Pramuka Palestina memulai perayaan Malam Natal dengan berpawai ke Alun-alun Manger di Bethlehem. Alun-alun itu dihiasi dengan pohon-pohon natal, lampu-lampu, bintang-bintang dan bendera-bendera Palestina. Kemudian iring-iringan biarawan berjalan khidmat menuju jalan-jalan berbatu.
Para biarawan berpakaian jubah putih berjalan menuju Gereja Nativitas, di mana menurut tradisi Kristen Yesus Kristus dilahirkan.

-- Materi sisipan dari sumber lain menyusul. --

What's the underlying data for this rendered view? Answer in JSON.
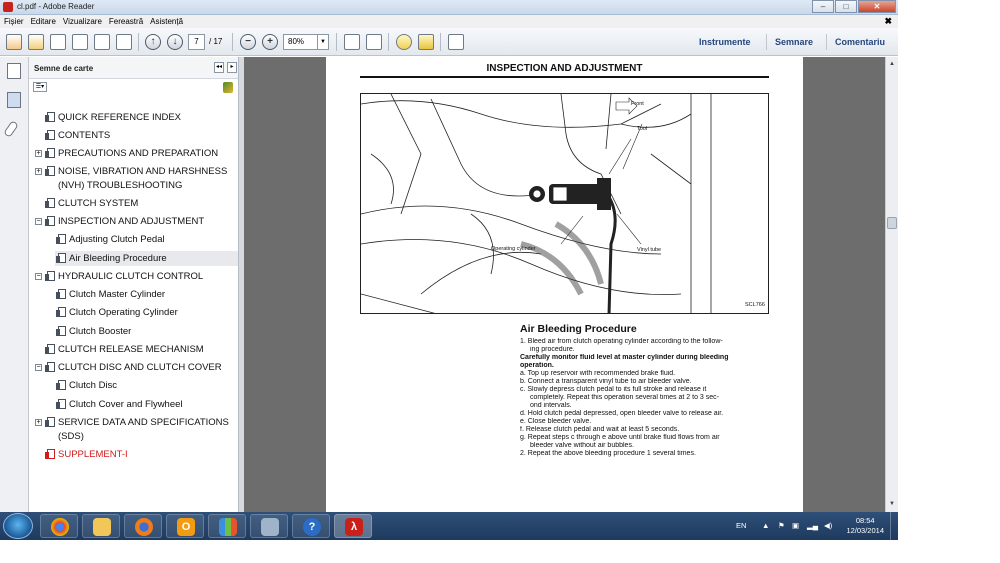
{
  "window": {
    "title": "cl.pdf - Adobe Reader",
    "buttons": {
      "minimize": "–",
      "maximize": "□",
      "close": "✕"
    }
  },
  "menu": {
    "items": [
      "Fișier",
      "Editare",
      "Vizualizare",
      "Fereastră",
      "Asistență"
    ],
    "close_doc": "✖"
  },
  "toolbar": {
    "page_current": "7",
    "page_total": "/ 17",
    "zoom": "80%",
    "right_tabs": [
      "Instrumente",
      "Semnare",
      "Comentariu"
    ]
  },
  "bookmarks": {
    "title": "Semne de carte",
    "items": [
      {
        "label": "QUICK REFERENCE INDEX"
      },
      {
        "label": "CONTENTS"
      },
      {
        "label": "PRECAUTIONS AND PREPARATION",
        "expand": "+"
      },
      {
        "label": "NOISE, VIBRATION AND HARSHNESS",
        "label2": "(NVH) TROUBLESHOOTING",
        "expand": "+"
      },
      {
        "label": "CLUTCH SYSTEM"
      },
      {
        "label": "INSPECTION AND ADJUSTMENT",
        "expand": "−"
      },
      {
        "label": "Adjusting Clutch Pedal"
      },
      {
        "label": "Air Bleeding Procedure"
      },
      {
        "label": "HYDRAULIC CLUTCH CONTROL",
        "expand": "−"
      },
      {
        "label": "Clutch Master Cylinder"
      },
      {
        "label": "Clutch Operating Cylinder"
      },
      {
        "label": "Clutch Booster"
      },
      {
        "label": "CLUTCH RELEASE MECHANISM"
      },
      {
        "label": "CLUTCH DISC AND CLUTCH COVER",
        "expand": "−"
      },
      {
        "label": "Clutch Disc"
      },
      {
        "label": "Clutch Cover and Flywheel"
      },
      {
        "label": "SERVICE DATA AND SPECIFICATIONS",
        "label2": "(SDS)",
        "expand": "+"
      },
      {
        "label": "SUPPLEMENT-I"
      }
    ]
  },
  "document": {
    "header": "INSPECTION AND ADJUSTMENT",
    "figure": {
      "labels": {
        "front": "Front",
        "tool": "Tool",
        "operating_cylinder": "Operating cylinder",
        "vinyl_tube": "Vinyl tube",
        "code": "SCL766"
      }
    },
    "section_title": "Air Bleeding Procedure",
    "lines": [
      "1.  Bleed air from clutch operating cylinder according to the follow-",
      "ing procedure.",
      "Carefully monitor fluid level at master cylinder during bleeding",
      "operation.",
      "a.  Top up reservoir with recommended brake fluid.",
      "b.  Connect a transparent vinyl tube to air bleeder valve.",
      "c.  Slowly depress clutch pedal to its full stroke and release it",
      "completely. Repeat this operation several times at 2 to 3 sec-",
      "ond intervals.",
      "d.  Hold clutch pedal depressed, open bleeder valve to release air.",
      "e.  Close bleeder valve.",
      "f.   Release clutch pedal and wait at least 5 seconds.",
      "g.  Repeat steps c through e above until brake fluid flows from air",
      "bleeder valve without air bubbles.",
      "2.  Repeat the above bleeding procedure 1 several times."
    ]
  },
  "taskbar": {
    "apps": [
      "windows-start",
      "chrome",
      "file-explorer",
      "firefox",
      "outlook",
      "charts",
      "control-panel",
      "help",
      "adobe-reader"
    ],
    "tray": {
      "lang": "EN",
      "time": "08:54",
      "date": "12/03/2014"
    }
  },
  "colors": {
    "accent_blue": "#26477c",
    "link_red": "#d11b1b",
    "taskbar": "#1e3a5e"
  }
}
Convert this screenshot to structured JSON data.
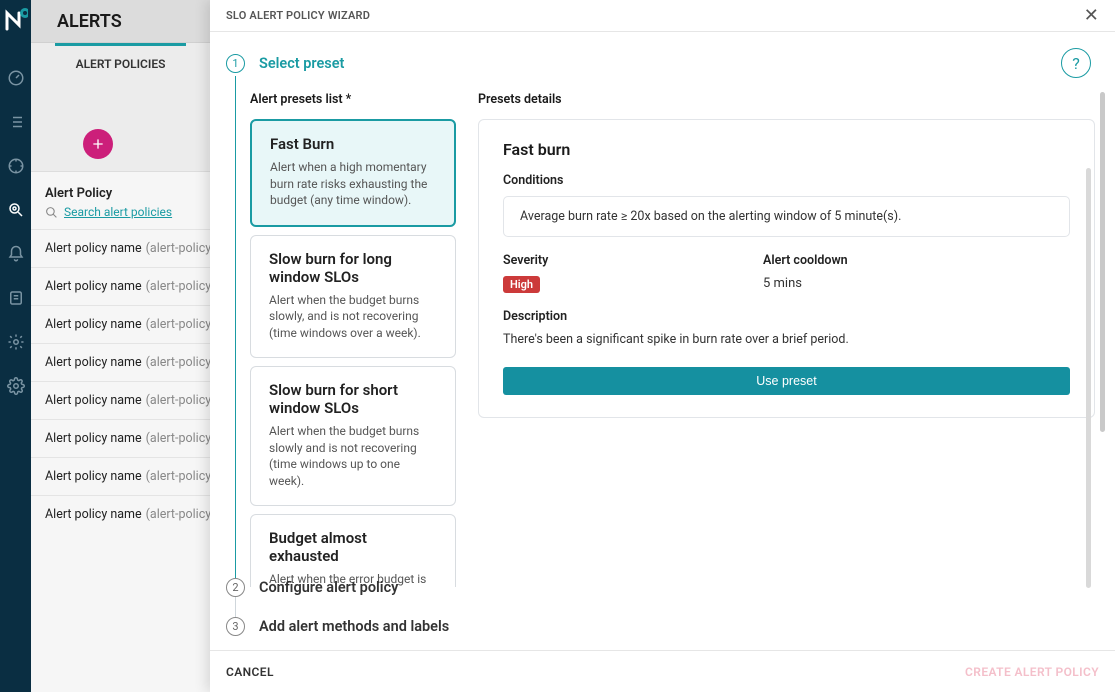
{
  "header": {
    "title": "ALERTS"
  },
  "sidebar": {
    "tab_label": "ALERT POLICIES",
    "panel_title": "Alert Policy",
    "search_link": "Search alert policies",
    "rows": [
      {
        "name": "Alert policy name",
        "suffix": "(alert-policy-"
      },
      {
        "name": "Alert policy name",
        "suffix": "(alert-policy-"
      },
      {
        "name": "Alert policy name",
        "suffix": "(alert-policy-"
      },
      {
        "name": "Alert policy name",
        "suffix": "(alert-policy-"
      },
      {
        "name": "Alert policy name",
        "suffix": "(alert-policy-"
      },
      {
        "name": "Alert policy name",
        "suffix": "(alert-policy-"
      },
      {
        "name": "Alert policy name",
        "suffix": "(alert-policy-"
      },
      {
        "name": "Alert policy name",
        "suffix": "(alert-policy-"
      }
    ]
  },
  "modal": {
    "title": "SLO ALERT POLICY WIZARD",
    "steps": {
      "s1": "Select preset",
      "s2": "Configure alert policy",
      "s3": "Add alert methods and labels"
    },
    "presets_list_label": "Alert presets list *",
    "presets_details_label": "Presets details",
    "presets": [
      {
        "title": "Fast Burn",
        "desc": "Alert when a high momentary burn rate risks exhausting the budget (any time window)."
      },
      {
        "title": "Slow burn for long window SLOs",
        "desc": "Alert when the budget burns slowly, and is not recovering (time windows over a week)."
      },
      {
        "title": "Slow burn for short window SLOs",
        "desc": "Alert when the budget burns slowly and is not recovering (time windows up to one week)."
      },
      {
        "title": "Budget almost exhausted",
        "desc": "Alert when the error budget is"
      }
    ],
    "details": {
      "title": "Fast burn",
      "conditions_label": "Conditions",
      "condition_text": "Average burn rate ≥ 20x based on the alerting window of 5 minute(s).",
      "severity_label": "Severity",
      "severity_value": "High",
      "cooldown_label": "Alert cooldown",
      "cooldown_value": "5 mins",
      "description_label": "Description",
      "description_text": "There's been a significant spike in burn rate over a brief period.",
      "use_button": "Use preset"
    },
    "footer": {
      "cancel": "CANCEL",
      "create": "CREATE ALERT POLICY"
    }
  },
  "icons": {
    "rail": [
      "gauge-icon",
      "list-icon",
      "target-icon",
      "zoom-icon",
      "bell-icon",
      "card-icon",
      "gear-icon",
      "settings-icon"
    ]
  }
}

Ribuan warga Palestina menyaksikan bersama jemaat dari seluruh dunia. Robert Chege, yang datang dari Nairobi, Kenya, mengatakan Bethlehem pada hari Natal memberikan perasaan keagamaan.
“Sungguh menarik jika kita berpikir darimana Kristus sesungguhnya berasal. Dengan merasakan Kristus di dalam hati dan menjadikan Ia bagian terbesar hidup saya, saya ingin tahu lebih banyak tentang latar belakang-Nya, di mana Ia menginjakkan kaki-Nya, di mana Ia berada. Sungguh sangat menakjubkan,” kata Chege.
Pariwisata ke Bethlehem melonjak tahun ini karena redanya kekerasan di Tepi Barat. Hal ini merupakan berita baik bagi penjaga toko Nadia Hazboun, warga Palestina.
Hazboun berkata, “Tentu saja sangat baik. Betlehem nampak indah sekarang, dan lihat, banyak orang ingin membuka restauran, toko, dan sejenisnya. Saya rasa Betlehem sekarang nampak hidup.”
Tetapi suasana itu diredupkan oleh tembok pemisah Israel yang mengelilingi Betlehem. Israel memasang tembok pemisah itu untuk menanggapi gelombang pemboman bunuh diri, tetapi Hazboun mengatakan tembok itu membatasi Bethlehem.
“Bethlehem sekarang seperti penjara karena tembok itu. Tembok itu berdampak buruk bagi Bethlehem,” tambah Hazboun.
Para jemaat tidak terpengaruh oleh ketegangan politik. Sekitar 90.000 wisatawan diperkirakan berada di Bethlehem selama liburan Natal, 30 persen lebih tinggi daripada tahun lalu. Dan itu menguntungkan Israel maupun Palestina.